An interdisciplinary team of graduate students from UMD’s School of Architecture, Planning and Preservation has landed one of four finalist slots in the 2023 HUD Innovation in Affordable Housing Student Design and Planning (IAH) Competition, beating out interdisciplinary teams from some of the most formidable graduate-level programs in the United States. UMD will go head-to-head with the University of Illinois Chicago, Harvard Graduate School of Design and University of Texas at Austin on April 12, 2023, at HUD’s Washington, D.C., office to vie for the winning title.
“We are thrilled to see Maryland once again advance in this prestigious competition,” said Dawn Jourdan, Dean of the School of Architecture, Planning and Preservation. “The skill and thoughtfulness our students bring to this competition time and again is truly outstanding.”
This is the sixth time that Maryland has made the final four in the competition’s 10-year history, selected by a panel of industry experts in a blind review; Maryland took first place in 2018, 2019 and 2022, placing second in 2016 and 2020. Team Maryland is: Maya Mule (M.ARCH), Samantha Habib (M.ARCH), Chris Tenneson (MRED), Abigail Bullock (M.ARCH) and Salma Haoudi (M.C.P.). Assistant Professor Georgeanne Matthews and ZDS Managing Director Rob McClennan, AIA, are the team’s advisors.

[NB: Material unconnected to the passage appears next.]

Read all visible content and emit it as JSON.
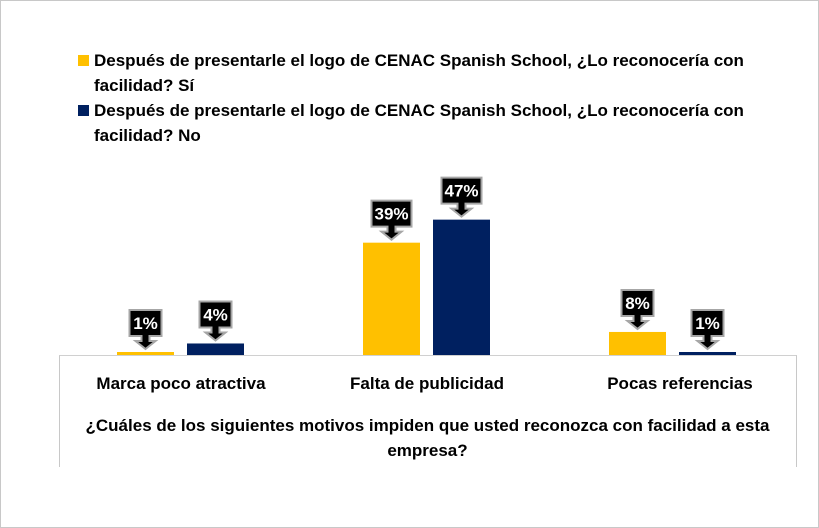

The IAH competition is designed to build a future of practitioners eager to fulfill the need for affordable, sustainable housing. It challenges interdisciplinary, graduate-level teams to address the social, economic and environmental issues that surround a real-world housing problem in the United States, by creating innovative and original solutions through development, design and finance. This year’s competition asks teams to transform an underdeveloped block in Chicago’s bucolic Lincoln Park neighborhood into a sustainable and vibrant, affordable family housing development for the Chicago Housing Authority. The team is up against one of the smallest sites in the competition’s history and the challenge to conceive a dense development that marries with the surrounding historic architecture.
“Maximizing every square foot of this influential and interesting site has been a unique challenge,” said architecture graduate student Abigail Bullock. “I am lucky to be part of a team of really smart and skilled people and I’m learning so much; that’s probably the best part of the competition.”
Matthews assumed the faculty advisor role this year from Maria Day-Marshall, director of the Real Estate Development Program. A committed mentor and advisor, Marshall has helped shepherd teams of students to victory since 2018.
“She has a commitment to students and to attainable, affordable housing that is beyond compare,” said Matthews.
The team will refine their project and produce more detail in the weeks leading up to the competition, including a site visit in early March. While UMD’s design is under wraps until the final competition, the team hopes that their proposal catches the eye of jury members and the $20,000 first-place prize.
“This is an intense, three-week charette and these students have been working around the clock,” said Matthews. “They are really committed and supportive of each other and it’s been wonderful to see how their individual skills have really shined through.”